Par rapport à un système à pulvérisation, l’humidificateur à évaporation présente les avantages

  • De ne pas transférer de sels (calcaire, …) dans l’air pulsé vers les locaux.
  • De purifier l’air davantage puisque l’humidificateur agit comme un filtre humide.
  • De demander un encombrement généralement plus faible.

Inconvénients

En pratique, on constate que :

  • Le média est souvent un lieu de prolifération de bactéries, de champignons,…
  • L’humidificateur à ruissellement est parfois difficilement nettoyable.
  • Les pertes de charge sont augmentées par rapport aux autres systèmes d’humidification.

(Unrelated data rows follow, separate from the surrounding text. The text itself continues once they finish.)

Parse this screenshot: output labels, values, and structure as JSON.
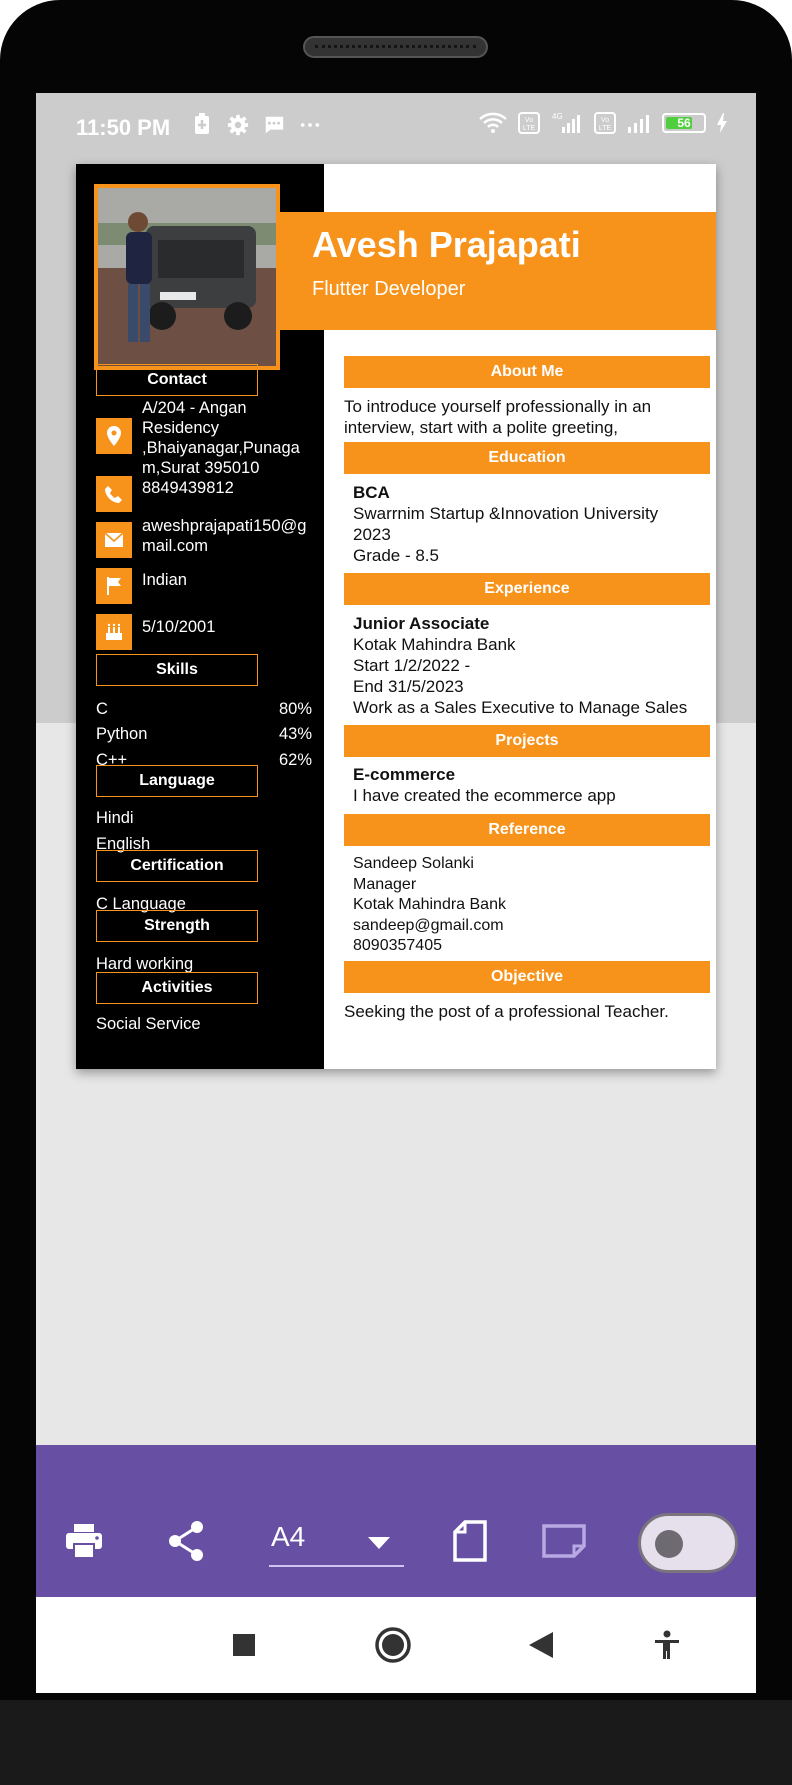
{
  "status_bar": {
    "time": "11:50 PM",
    "battery": "56"
  },
  "resume": {
    "name": "Avesh Prajapati",
    "role": "Flutter Developer",
    "contact": {
      "heading": "Contact",
      "address": "A/204 - Angan Residency ,Bhaiyanagar,Punagam,Surat 395010",
      "address_lines": [
        "A/204 - Angan",
        "Residency",
        ",Bhaiyanagar,Punaga",
        "m,Surat 395010"
      ],
      "phone": "8849439812",
      "email_lines": [
        "aweshprajapati150@g",
        "mail.com"
      ],
      "nationality": "Indian",
      "dob": "5/10/2001"
    },
    "skills": {
      "heading": "Skills",
      "items": [
        {
          "name": "C",
          "value": "80%"
        },
        {
          "name": "Python",
          "value": "43%"
        },
        {
          "name": "C++",
          "value": "62%"
        }
      ]
    },
    "language": {
      "heading": "Language",
      "items": [
        "Hindi",
        "English"
      ]
    },
    "certification": {
      "heading": "Certification",
      "items": [
        "C Language"
      ]
    },
    "strength": {
      "heading": "Strength",
      "items": [
        "Hard working"
      ]
    },
    "activities": {
      "heading": "Activities",
      "items": [
        "Social Service"
      ]
    },
    "about": {
      "heading": "About Me",
      "lines": [
        "To introduce yourself professionally in an",
        "interview, start with a polite greeting,"
      ]
    },
    "education": {
      "heading": "Education",
      "degree": "BCA",
      "institute": "Swarrnim Startup &Innovation University",
      "year": "2023",
      "grade": "Grade - 8.5"
    },
    "experience": {
      "heading": "Experience",
      "title": "Junior Associate",
      "company": "Kotak Mahindra Bank",
      "start": "Start 1/2/2022 -",
      "end": "End 31/5/2023",
      "description": "Work as a Sales Executive to Manage Sales"
    },
    "projects": {
      "heading": "Projects",
      "title": "E-commerce",
      "description": "I have created the ecommerce app"
    },
    "reference": {
      "heading": "Reference",
      "name": "Sandeep Solanki",
      "position": "Manager",
      "company": "Kotak Mahindra Bank",
      "email": "sandeep@gmail.com",
      "phone": "8090357405"
    },
    "objective": {
      "heading": "Objective",
      "text": "Seeking the post of a professional Teacher."
    }
  },
  "toolbar": {
    "page_format": "A4",
    "icons": [
      "print-icon",
      "share-icon",
      "dropdown-arrow-icon",
      "portrait-icon",
      "landscape-icon",
      "toggle-switch"
    ]
  },
  "navbar": {
    "icons": [
      "recents-icon",
      "home-icon",
      "back-icon",
      "accessibility-icon"
    ]
  },
  "colors": {
    "accent": "#f7921a",
    "toolbar": "#6750a4",
    "sidebar": "#000000"
  }
}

A priori, l’humidificateur à évaporation semble donc peu recommandable pour une bonne qualité hygiénique de l’air. La stérilisation de l’air au moyen de lampes à ultraviolets est une des solutions possibles.

Maintenance

Lorsqu’on parle d’humidification surgit très souvent la crainte de la légionellose. Les légionelles se multiplient à partir d’une température de 20°C, la croissance est maximum jusqu’à environ 45°C. Elles meurent dès qu’on dépasse 60°C.
Ce type de bactérie se développe en eau stagnante, en présence de substances organiques, d’algues vertes, d’amibes, tartre, etc.
Tout type d’humidification doit être entretenu. Certains peuvent être nettoyés avec de l’eau chaude. Il est conseillé, sous réserve des précautions habituelles, de désinfecter les agrégats pendant 48 heures avec 5 à 10 ppm de chlore dans l’eau.
En règle générale, un humidificateur à évaporation devrait être vidangé et nettoyé au moins deux fois par an et au mieux une fois par mois.
Idéalement, on peut automatiser la chose

  • soit par horloge,
  • soit par un système de mesure qui commande la vidange dès que la température de l’eau dépasse un seuil (en fonctionnement, la température s’abaisse à la température de bulbe humide de l’air).

Précautions à prendre

Pour minimiser les risques de présence excessive de légionelles, on peut

  • Se rappeler qu’en été la température de l’eau de ville est plus élevée qu’en hiver. Un bac stockant de l’eau risque d’être un bouillon de culture !
  • Éviter des tuyauteries plastiques transparentes. L’eau déminéralisée semble être sensible à la lumière et cela favorise l’apparition d’algues.
  • Les humidificateurs travaillant avec de l’eau à une température supérieure à 60°C ne présentent pas de risque, pour autant qu’il n’y ait pas de longues interruptions sans vidange.
  • Installer des appareils avec rayons ultraviolets. En effet les rayons UV ont la propriété de tuer les légionelles. Mais la durée de vie des lampes à ultraviolets est limitée dans le temps. Un remplacement s’impose après un certain nombre d’heures.

Traitement de l’eau

Afin d’éviter l’entartrage des alvéoles, des fils,… , il est conseillé d’utiliser une eau ayant subi un adoucissement puis un mitigeage pour atteindre 10 à 15°F de dureté.
Le constructeur précise généralement le pourcentage de déconcentration à adopter en fonction de la qualité de l’eau. Un calcul du débit de déconcentration est proposé.

Régulation

Pour les humidificateurs d’ambiance directe

On utilise généralement des humidificateurs par action tout ou rien, l’hygrostat enclenchant l’appareil lors du dépassement d’un seuil réglable. Un hygrostat supplémentaire de sécurité est également prévu pour limiter le risque en cas de panne du premier régulateur.

Pour les humidificateurs en conditionnement d’air

Une régulation par on-off est également possible mais reste peu précise. Dans les systèmes avec humidification d’un média par écoulement, il est possible de moduler le débit par un régulateur proportionnel agissant sur une vanne à servomoteur placée sur l’écoulement.